Slow Communication: Snail Mail
Slow Communication: Snail Mail
I am an out and out social media lover and my phone bings and dings at me day and night with emails from five different accounts. It would be fair to say that I have embraced technology, and my palms sweat at the thought of not having wifi access at all times.
Having said this, I still love old-school letter writing and I still send 100+ handwritten Christmas cards every year – last year’s can be seen here. There is something wonderful about receiving mail (of the non-bill variety) – from the stamp, to the handwriting, to the knowledge that someone cared enough to sit down and write card or a letter – I adore everything about mail.
Despite the profits of Australia Post declining, snail mail is experiencing somewhat of a revival, and in the same way that we have seen the rise of the ‘slow food movement’, there are also people who enjoy ‘slow communication’ in the form of letters, cards and postcards, handwritten with care.
Our Junior School Library has a makerspace zone, and we incorporate many high tech and low tech makerspace ideas into our library planning and teaching – you can read more about this here and here. I have naturally evolved into the more low tech side of the operation (I manage the Earth Angels’ school kitchen garden and enjoy nothing better than creating with hands on materials) and my teaching partner Jackie #bestteachingpartnerever blogs here about her high tech makerspace endevours! Combining our love of literature, language, sustainability and creating has seen us create a makerspace zone that is flourishing and student engagement with the library is at an all-time high.
Over the holidays I read a beautiful book called ‘Snail Mail’ by Michelle Mackintosh (who you can read more about here), and I was inspired to create for our students a ‘Slow Communication Station’, which is now nearly finished (my mind works over-time and I simply had to have this done for the start of term!) and it resides opposite our Lego walls, coding club equipment and robotic Lego – high and low tech happily co-existing! More photos will follow – but thus far we have a booth, some vintage library drawers full of all manner of stamps and tapes, pens and pencils, and a gorgeous letterbox like the one below is on its way from House of Cherub.
Extension English this term will focus on the art of handwriting, as well as formal and informal letter writing skills. We’re going to put aside our beautiful laptops (as hard as this can be!) and take time to focus on the flow of handwriting and forms of calligraphy and lettering – any other children of the 80s/90s LOVE ‘The Lettering Book’ and ‘The Lettering Book Companion’? Look no further, I found the cool, ‘so on trend’ and NOW version – ‘Creative Lettering and Beyond’. We will plan, draft and publish letters, cards and postcards to be sent internally to peers and externally to families and we will look at literature in which letters form part of the narrative.

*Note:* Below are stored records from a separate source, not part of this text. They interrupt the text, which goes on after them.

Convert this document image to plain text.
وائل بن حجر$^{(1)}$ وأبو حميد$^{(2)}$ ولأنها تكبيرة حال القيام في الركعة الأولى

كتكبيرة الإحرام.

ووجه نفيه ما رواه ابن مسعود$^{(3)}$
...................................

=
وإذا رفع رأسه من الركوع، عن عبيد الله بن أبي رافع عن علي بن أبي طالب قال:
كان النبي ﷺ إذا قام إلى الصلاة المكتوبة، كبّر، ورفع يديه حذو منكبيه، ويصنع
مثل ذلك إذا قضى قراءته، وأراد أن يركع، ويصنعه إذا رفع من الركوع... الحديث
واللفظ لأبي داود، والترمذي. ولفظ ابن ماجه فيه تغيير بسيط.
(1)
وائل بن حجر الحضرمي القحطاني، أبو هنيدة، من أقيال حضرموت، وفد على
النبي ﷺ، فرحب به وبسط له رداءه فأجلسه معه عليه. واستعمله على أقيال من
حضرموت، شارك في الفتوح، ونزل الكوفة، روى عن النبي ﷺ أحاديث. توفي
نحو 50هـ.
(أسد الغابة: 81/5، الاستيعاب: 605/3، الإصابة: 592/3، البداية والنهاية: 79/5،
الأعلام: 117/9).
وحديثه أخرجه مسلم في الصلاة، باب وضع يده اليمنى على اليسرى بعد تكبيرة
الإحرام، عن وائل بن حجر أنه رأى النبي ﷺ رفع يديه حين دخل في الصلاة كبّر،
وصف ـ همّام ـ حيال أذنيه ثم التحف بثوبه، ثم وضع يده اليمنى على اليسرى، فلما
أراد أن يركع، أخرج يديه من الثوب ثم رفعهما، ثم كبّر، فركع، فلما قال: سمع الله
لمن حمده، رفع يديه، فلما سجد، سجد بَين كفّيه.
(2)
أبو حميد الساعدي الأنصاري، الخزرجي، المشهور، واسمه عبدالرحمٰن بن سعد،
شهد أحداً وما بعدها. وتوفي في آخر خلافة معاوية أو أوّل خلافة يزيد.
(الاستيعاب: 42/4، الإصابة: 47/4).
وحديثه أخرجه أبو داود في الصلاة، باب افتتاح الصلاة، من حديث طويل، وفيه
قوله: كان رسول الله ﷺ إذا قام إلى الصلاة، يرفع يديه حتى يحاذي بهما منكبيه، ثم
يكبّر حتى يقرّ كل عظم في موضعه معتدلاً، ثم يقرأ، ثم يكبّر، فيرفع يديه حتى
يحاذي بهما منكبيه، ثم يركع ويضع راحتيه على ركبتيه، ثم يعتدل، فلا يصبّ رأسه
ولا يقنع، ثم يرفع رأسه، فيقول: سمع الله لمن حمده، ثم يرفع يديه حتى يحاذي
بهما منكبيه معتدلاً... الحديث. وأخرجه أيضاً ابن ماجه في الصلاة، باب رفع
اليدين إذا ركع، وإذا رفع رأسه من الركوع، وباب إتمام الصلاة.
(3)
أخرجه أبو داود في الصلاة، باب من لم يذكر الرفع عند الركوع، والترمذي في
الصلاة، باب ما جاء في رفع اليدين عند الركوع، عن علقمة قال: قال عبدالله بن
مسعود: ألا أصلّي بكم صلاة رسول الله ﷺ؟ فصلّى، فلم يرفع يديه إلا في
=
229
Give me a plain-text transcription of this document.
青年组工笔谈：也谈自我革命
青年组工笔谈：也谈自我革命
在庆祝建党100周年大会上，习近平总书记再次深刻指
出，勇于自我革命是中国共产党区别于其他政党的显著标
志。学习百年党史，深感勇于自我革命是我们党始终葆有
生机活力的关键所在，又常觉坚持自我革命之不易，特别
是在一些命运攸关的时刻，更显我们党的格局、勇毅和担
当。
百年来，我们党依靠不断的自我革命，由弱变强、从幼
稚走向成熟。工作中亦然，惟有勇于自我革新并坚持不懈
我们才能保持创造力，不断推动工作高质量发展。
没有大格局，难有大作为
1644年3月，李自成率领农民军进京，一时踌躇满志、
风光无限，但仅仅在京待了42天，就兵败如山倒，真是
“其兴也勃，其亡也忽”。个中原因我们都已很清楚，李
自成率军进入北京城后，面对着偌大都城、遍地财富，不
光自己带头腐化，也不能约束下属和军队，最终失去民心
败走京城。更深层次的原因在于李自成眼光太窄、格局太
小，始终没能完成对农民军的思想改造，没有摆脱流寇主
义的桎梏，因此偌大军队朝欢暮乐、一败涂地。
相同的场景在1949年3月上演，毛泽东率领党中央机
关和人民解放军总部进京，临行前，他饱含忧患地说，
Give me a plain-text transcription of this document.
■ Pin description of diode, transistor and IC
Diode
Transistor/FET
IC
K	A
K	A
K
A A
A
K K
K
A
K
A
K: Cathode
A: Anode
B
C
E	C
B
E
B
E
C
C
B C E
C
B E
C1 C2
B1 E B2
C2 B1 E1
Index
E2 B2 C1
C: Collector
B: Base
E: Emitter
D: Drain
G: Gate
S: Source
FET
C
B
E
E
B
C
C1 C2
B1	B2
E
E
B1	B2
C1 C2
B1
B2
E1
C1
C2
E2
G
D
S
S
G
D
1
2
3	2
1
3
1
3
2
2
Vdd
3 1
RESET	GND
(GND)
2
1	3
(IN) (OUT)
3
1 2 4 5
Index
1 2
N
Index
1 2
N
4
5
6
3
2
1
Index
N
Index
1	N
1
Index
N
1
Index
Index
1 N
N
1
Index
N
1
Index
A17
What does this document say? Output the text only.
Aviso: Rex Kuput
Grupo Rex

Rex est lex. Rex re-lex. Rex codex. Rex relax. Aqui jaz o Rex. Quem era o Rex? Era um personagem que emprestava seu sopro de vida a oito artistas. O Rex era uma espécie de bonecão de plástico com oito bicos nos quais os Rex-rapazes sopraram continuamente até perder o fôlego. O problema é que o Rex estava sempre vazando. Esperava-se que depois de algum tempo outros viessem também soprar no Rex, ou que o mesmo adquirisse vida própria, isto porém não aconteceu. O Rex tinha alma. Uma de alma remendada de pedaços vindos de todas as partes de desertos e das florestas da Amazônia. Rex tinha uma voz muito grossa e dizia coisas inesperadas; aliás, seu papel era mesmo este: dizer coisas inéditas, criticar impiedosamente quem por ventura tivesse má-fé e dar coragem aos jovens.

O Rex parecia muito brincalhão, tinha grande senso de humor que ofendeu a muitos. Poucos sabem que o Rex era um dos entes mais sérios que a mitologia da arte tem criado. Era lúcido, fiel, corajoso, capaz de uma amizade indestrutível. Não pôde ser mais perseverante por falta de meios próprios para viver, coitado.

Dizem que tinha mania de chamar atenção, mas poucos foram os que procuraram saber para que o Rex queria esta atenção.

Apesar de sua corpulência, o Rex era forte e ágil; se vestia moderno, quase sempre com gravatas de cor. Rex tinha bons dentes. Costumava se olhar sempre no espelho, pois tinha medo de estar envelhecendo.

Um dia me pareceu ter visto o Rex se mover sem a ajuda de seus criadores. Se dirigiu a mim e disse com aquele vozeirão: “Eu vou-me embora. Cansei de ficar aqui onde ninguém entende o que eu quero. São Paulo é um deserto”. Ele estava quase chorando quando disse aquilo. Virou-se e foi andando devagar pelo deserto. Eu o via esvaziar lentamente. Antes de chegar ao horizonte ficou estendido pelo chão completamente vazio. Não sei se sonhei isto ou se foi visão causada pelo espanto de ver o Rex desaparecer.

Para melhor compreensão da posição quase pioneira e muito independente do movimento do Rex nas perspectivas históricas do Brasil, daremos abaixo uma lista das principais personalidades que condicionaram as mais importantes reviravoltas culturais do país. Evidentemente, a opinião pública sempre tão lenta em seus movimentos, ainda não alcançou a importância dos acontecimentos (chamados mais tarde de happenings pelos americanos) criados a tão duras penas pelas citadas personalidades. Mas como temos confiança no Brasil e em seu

Some of the Content Descriptors from the Australian Curriculum that we are focusing on include:
Plan, draft and publish imaginative, informative and persuasive texts, choosing and experimenting with text structures, language features, images and digital resources appropriate to purpose and audience (ACELY1714)
Reread and edit students’ own and others’ work using agreed criteria and explaining editing choices (ACELY1715)
Plan, draft and publish imaginative, informative and persuasive texts, choosing and experimenting with text structures, language features, images and digital resources appropriate to purpose and audience (ACELY1714)
Understand that strategies for interaction become more complex and demanding as levels of formality and social distance increase (ACELA1516)
To add these books to your home, school or classroom library click on title links or cover images.
My Junior School Earth Angels’ group will be using scrap paper and old newspapers, as well as found objects, to create handmade paper for the Slow Communication Station. We plan to make envelopes using techniques and templates in ‘Snail Mail’ and stock our station with lots of handmade paper, re-claimed paper and handmade envelopes.
While originally conceived as an English Extension activity, the Slow Communication Station, like all our of our makerspace areas, will be available to students before school and at lunchtime – though one can always find a quiet spot to curl up with a book in the library, on the whole our library is a hive of activity and conversation!
This sounds amazing!
I went on Mat. Leave at the same time as the roll-out of the National Curriculum for English, so haven’t had much experience with putting it into practice…It still looks a bit scary to me. Seeing programs like this though makes me excited about the possibilities!!
I love love love snail mail. Justin jokes I buy things online, just so the postie visits. Up until the day she dies my grandmother and I would send each other a letter, each and every week. We spoke on the phone often, but I still have those letters.
Love the idea of a Slow Communication Station. Like many things I worry that we are losing so much in our love of technology.
Yes I too love IG and blogging. But how cool would it be to start a slow mail station among adults?